Николая Ивановича он нашел на капитанском мостике. Плоское, темное от загара лицо Щербатова было как всегда спокойно, но во взгляде, который он бросил на поднимавшегося по трапу ученого, сквозили тревога и озабоченность.
- Вот так-то, - негромко, но веско сказал Николай Иванович, протягивая Андрееву смятый листок бумаги. - Радиограмма. Приказано немедленно назад. Без всяких разговоров.
Андреев машинально пробежал взглядом по листку с радиограммой. "С получением…" "немедленно…" "базироваться…" Дальше можно было не читать.
- Делайте как приказано, - хмуро сказал он.
- Да, - вздохнул капитан, - и так уже повернули… Вы, Александр Михайлович, не расстраивайтесь, скоро вернемся. Я думаю…
- Вижу на зюйде вертолеты! - раздался тревожный голос вахтенного.
Капитан стремительно повернулся всем телом, вскинул бинокль. Андреев медленно, точно нехотя взглянул через плечо.
Вертолеты быстро росли в размерах. Это были две крупные транспортные машины, несколько похожие на советские МИ-18. Только покороче и побрюхастей.
- Странно, - пробормотал капитан, не отрывая бинокля от глаз. - Без опознавательных знаков… Гм… Странно.
- Чепрасов! - крикнул он вахтенному. Передай радисту, чтоб немедленно сообщил Владивостоку… Держать постоянную связь, ясно?!
Андрееву сначала показалось, что вертолеты намерены пролететь в стороне от "Иртыша" - западнее метров на триста. Но когда головная машина, чуть заметно качнувшись, неожиданно повернула прямо к их кораблю, Александр Михайлович ощутил смутное беспокойство. С палубы доносились возбужденные голоса: больше половины экипажа высыпало наверх. Задрав головы, прикрывая ладонями глаза от солнца, матросы следили за полетом загадочных вертолетов.
Но вот одна из гигантских стрекоз, сделав размашистый круг, повисла на высоте около ста метров прямо над "Иртышом". Разговоры сразу же смолкли. Все напряженно ждали, что будет дальше. Другой вертолет резко взмыл вверх и, также подравняв скорость со скоростью судна, казалось, остановился в воздухе. Тем временем первый стал снижаться. Сильный поток воздуха ударил по надраенной палубе "Иртыша".
- Что они, рехнулись? - Щербатов скрипнул зубами. - Сигнальщик! Запрети посадку!
Но те, кто находился в вертолете, не обратили на мелькание флажков ни малейшего внимания. А когда до палубы осталось около пяти метров, а серебристом брюхе машины открылись три квадратных отверстия, из которых, разматываясь на лету, на палубу "Иртыша" гулко шлепнулись концы эластичных канатов. Еще через секунду во всех трех дверях появились вооруженные автоматами люди в черно-желтых рубахах и брезентовых круглых шлемах.

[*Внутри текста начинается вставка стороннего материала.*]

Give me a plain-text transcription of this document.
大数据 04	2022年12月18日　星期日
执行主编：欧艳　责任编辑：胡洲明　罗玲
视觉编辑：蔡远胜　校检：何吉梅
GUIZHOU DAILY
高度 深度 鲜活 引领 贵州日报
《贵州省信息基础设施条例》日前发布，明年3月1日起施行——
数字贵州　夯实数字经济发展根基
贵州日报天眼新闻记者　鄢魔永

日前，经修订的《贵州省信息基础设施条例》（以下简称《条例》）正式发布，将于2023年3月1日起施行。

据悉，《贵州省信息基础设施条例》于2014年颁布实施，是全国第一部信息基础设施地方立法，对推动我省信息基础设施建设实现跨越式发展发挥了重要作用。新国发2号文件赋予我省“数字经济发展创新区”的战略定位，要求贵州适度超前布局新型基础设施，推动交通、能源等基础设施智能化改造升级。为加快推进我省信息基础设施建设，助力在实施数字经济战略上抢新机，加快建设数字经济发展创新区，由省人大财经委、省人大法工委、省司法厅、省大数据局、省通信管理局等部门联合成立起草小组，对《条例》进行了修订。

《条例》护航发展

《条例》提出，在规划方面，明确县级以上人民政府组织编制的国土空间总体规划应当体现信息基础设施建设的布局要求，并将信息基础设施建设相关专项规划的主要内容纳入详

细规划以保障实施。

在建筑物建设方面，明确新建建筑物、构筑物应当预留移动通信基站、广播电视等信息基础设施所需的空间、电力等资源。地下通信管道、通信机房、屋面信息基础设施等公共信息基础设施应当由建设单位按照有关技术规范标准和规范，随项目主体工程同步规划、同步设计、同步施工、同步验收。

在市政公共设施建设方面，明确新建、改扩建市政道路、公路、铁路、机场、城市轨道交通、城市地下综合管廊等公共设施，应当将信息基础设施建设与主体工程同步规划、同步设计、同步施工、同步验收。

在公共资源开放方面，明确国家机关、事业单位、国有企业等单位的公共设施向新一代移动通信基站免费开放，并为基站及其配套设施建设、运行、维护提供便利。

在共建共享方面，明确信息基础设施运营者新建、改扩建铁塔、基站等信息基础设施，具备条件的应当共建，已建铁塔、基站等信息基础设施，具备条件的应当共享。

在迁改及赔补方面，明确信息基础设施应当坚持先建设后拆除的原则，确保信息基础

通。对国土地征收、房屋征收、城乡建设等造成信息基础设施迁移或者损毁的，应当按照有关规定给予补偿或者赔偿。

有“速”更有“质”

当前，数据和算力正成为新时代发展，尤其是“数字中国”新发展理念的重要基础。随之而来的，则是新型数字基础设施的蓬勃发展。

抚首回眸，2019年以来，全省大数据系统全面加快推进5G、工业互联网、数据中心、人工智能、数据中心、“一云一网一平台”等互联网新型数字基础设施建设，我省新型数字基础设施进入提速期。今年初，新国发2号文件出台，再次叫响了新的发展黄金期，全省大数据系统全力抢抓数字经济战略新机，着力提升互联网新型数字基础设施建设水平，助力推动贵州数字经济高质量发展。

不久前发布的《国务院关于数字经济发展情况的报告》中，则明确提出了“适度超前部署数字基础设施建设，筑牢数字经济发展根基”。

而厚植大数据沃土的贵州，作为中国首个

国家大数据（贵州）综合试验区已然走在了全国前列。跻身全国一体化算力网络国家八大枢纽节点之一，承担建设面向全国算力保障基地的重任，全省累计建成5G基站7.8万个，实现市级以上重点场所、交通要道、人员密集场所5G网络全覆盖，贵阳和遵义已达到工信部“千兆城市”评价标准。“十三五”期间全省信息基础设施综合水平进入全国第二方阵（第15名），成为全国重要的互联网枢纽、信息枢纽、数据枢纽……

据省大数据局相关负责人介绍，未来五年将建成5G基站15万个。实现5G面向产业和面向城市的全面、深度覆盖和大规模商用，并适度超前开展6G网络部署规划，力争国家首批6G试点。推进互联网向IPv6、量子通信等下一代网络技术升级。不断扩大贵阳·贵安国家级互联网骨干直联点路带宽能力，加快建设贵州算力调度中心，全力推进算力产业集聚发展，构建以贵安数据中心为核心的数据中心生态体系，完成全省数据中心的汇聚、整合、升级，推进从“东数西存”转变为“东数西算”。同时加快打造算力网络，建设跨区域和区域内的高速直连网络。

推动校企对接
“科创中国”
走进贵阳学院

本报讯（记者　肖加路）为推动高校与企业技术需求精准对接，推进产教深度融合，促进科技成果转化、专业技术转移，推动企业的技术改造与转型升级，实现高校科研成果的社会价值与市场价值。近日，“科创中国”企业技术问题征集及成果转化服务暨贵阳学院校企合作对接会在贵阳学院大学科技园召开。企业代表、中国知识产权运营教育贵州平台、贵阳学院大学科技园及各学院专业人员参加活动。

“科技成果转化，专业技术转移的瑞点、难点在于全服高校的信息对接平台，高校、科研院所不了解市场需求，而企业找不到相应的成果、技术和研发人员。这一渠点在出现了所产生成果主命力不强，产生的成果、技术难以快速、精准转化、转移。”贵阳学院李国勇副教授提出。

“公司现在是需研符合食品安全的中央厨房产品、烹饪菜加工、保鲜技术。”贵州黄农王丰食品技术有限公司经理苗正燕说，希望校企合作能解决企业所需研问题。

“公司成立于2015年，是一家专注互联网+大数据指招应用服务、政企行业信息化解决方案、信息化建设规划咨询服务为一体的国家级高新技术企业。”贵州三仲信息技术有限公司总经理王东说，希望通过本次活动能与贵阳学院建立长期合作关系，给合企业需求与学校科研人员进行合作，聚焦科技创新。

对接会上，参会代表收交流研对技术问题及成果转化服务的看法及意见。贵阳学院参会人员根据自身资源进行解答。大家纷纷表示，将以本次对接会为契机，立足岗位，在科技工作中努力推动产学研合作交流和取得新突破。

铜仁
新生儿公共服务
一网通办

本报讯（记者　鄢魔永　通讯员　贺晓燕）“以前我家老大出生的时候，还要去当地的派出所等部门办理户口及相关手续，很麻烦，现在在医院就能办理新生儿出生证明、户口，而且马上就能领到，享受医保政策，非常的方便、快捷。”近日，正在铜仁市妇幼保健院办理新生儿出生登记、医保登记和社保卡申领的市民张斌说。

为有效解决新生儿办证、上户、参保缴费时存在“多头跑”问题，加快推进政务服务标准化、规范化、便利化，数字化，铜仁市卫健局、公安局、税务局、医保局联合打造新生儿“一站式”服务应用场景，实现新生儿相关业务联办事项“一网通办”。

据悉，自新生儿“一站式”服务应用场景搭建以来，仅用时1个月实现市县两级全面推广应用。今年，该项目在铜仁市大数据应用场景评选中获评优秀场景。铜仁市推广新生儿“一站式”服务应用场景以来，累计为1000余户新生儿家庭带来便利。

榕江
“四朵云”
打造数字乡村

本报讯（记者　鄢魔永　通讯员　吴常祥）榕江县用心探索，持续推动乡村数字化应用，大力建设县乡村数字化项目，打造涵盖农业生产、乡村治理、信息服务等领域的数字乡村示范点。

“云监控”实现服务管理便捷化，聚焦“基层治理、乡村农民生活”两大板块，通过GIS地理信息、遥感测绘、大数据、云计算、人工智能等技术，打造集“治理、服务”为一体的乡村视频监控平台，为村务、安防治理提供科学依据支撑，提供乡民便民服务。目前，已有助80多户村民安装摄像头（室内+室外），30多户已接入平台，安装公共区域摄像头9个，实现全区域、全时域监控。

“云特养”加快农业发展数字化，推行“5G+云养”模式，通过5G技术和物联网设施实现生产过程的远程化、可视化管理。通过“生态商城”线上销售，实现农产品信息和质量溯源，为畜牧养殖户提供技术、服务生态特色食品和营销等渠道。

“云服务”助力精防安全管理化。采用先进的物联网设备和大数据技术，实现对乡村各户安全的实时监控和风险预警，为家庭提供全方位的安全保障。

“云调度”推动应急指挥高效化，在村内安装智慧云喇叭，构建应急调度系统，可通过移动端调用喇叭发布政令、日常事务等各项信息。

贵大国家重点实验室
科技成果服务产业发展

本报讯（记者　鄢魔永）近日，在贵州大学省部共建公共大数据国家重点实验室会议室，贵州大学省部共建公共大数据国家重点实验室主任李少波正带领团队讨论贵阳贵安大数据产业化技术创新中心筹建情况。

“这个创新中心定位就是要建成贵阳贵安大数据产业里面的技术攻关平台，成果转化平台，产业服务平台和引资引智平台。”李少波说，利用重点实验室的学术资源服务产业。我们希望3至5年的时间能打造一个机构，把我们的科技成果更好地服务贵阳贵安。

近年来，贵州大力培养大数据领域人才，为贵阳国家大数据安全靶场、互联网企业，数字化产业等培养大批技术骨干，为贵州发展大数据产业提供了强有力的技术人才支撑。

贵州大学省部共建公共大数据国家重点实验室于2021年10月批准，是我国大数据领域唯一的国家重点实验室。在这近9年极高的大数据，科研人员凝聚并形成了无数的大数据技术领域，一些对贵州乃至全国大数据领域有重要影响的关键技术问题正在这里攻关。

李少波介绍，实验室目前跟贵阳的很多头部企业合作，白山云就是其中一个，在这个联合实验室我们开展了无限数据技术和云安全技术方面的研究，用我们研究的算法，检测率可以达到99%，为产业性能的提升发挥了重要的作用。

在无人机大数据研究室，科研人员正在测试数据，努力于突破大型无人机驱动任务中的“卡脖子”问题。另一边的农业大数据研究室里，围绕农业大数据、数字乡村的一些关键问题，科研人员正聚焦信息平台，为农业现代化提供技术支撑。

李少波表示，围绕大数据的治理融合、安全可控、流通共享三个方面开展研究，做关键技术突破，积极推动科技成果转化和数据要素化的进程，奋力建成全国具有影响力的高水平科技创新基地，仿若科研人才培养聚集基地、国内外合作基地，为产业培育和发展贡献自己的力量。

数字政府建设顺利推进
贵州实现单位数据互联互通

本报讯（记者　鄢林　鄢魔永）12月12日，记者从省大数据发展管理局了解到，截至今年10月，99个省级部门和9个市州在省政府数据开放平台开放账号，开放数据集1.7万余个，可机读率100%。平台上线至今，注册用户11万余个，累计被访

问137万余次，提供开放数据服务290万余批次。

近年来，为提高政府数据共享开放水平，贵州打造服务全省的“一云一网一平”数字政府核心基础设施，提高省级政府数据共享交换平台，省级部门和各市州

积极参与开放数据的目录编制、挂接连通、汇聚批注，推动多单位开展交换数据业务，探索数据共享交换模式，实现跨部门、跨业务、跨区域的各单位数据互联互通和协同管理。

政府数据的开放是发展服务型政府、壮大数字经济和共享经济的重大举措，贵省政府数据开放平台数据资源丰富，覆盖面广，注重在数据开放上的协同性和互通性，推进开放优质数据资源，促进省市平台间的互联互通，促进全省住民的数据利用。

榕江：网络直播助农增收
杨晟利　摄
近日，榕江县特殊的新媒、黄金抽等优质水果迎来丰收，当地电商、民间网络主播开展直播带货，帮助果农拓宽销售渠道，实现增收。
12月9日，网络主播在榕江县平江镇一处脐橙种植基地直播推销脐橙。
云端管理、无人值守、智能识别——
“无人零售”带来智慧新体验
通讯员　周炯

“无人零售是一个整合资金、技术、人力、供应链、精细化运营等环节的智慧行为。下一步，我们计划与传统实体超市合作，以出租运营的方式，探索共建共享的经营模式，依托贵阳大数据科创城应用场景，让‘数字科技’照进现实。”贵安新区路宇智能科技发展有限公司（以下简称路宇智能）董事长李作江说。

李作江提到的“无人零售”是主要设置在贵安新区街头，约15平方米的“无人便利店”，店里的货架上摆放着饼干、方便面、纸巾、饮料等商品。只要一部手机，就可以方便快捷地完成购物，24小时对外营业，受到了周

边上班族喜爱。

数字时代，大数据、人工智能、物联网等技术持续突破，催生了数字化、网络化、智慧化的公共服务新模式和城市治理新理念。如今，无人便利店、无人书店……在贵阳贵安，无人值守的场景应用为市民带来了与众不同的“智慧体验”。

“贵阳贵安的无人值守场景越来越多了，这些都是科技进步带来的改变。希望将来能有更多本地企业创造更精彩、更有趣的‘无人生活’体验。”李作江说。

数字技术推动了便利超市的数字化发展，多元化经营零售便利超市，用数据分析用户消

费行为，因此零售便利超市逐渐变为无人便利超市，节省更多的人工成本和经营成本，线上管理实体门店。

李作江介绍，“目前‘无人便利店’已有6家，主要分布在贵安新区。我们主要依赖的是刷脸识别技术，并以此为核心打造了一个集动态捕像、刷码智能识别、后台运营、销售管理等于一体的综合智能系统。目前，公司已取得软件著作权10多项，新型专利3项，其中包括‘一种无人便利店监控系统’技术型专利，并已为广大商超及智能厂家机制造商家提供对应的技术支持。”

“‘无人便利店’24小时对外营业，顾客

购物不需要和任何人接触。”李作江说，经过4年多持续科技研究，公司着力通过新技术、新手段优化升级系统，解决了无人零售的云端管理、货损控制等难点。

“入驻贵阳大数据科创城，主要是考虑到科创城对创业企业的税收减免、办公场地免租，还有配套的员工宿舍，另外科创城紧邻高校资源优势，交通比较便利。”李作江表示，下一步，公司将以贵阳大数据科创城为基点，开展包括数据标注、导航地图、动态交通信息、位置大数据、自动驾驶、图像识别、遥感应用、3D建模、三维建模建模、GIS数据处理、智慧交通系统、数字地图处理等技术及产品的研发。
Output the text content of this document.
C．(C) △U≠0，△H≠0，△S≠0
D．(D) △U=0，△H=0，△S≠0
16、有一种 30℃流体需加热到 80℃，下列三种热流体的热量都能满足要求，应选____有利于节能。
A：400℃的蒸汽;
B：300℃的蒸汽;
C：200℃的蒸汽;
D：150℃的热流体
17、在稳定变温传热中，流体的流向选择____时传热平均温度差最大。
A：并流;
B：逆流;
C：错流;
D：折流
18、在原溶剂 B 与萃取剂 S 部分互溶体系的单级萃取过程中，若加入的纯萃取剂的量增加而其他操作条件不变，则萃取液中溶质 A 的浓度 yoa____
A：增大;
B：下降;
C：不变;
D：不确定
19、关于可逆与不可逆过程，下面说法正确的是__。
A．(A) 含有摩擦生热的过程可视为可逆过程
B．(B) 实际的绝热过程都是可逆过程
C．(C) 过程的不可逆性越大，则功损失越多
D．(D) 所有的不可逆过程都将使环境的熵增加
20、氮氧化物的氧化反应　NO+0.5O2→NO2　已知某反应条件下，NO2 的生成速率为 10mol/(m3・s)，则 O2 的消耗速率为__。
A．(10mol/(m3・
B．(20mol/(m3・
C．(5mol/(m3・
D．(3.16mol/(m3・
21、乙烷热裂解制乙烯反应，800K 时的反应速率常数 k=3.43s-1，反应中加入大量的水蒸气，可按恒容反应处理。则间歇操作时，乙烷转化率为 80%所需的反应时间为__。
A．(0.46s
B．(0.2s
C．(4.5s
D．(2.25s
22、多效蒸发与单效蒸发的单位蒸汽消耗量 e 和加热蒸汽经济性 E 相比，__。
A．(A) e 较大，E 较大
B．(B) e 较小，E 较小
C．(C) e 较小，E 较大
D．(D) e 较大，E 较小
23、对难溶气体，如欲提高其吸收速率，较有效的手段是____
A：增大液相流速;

"Десант!" - мелькнула у Щербатова обжигающая, молниеносная догадка.
- Полундра! - прорвался сквозь оглушительный рокот моторов зычный голос Чепрасова. Сшибая друг друга, матросы - все, кто был в этот момент на палубе, ринулись на корму - к спущенным с вертолета канатам. И тотчас:
- Та-та-та-та…
Будто свирепые осы впились в палубу "Иртыша": это из иллюминаторов вертолета хлестнули короткие предупредительные автоматные очереди, перекрестив корму цепочками дымящихся точек. Воспользовавшись тем, что часть экипажа "Иртыша" под пулями залегла, а часть откатилась от кормы, первая тройка солдат в полосатых рубахах скользнула по канатам вниз. Коснувшись ногами палубы, они мгновенно вскинули автоматы на изготовку.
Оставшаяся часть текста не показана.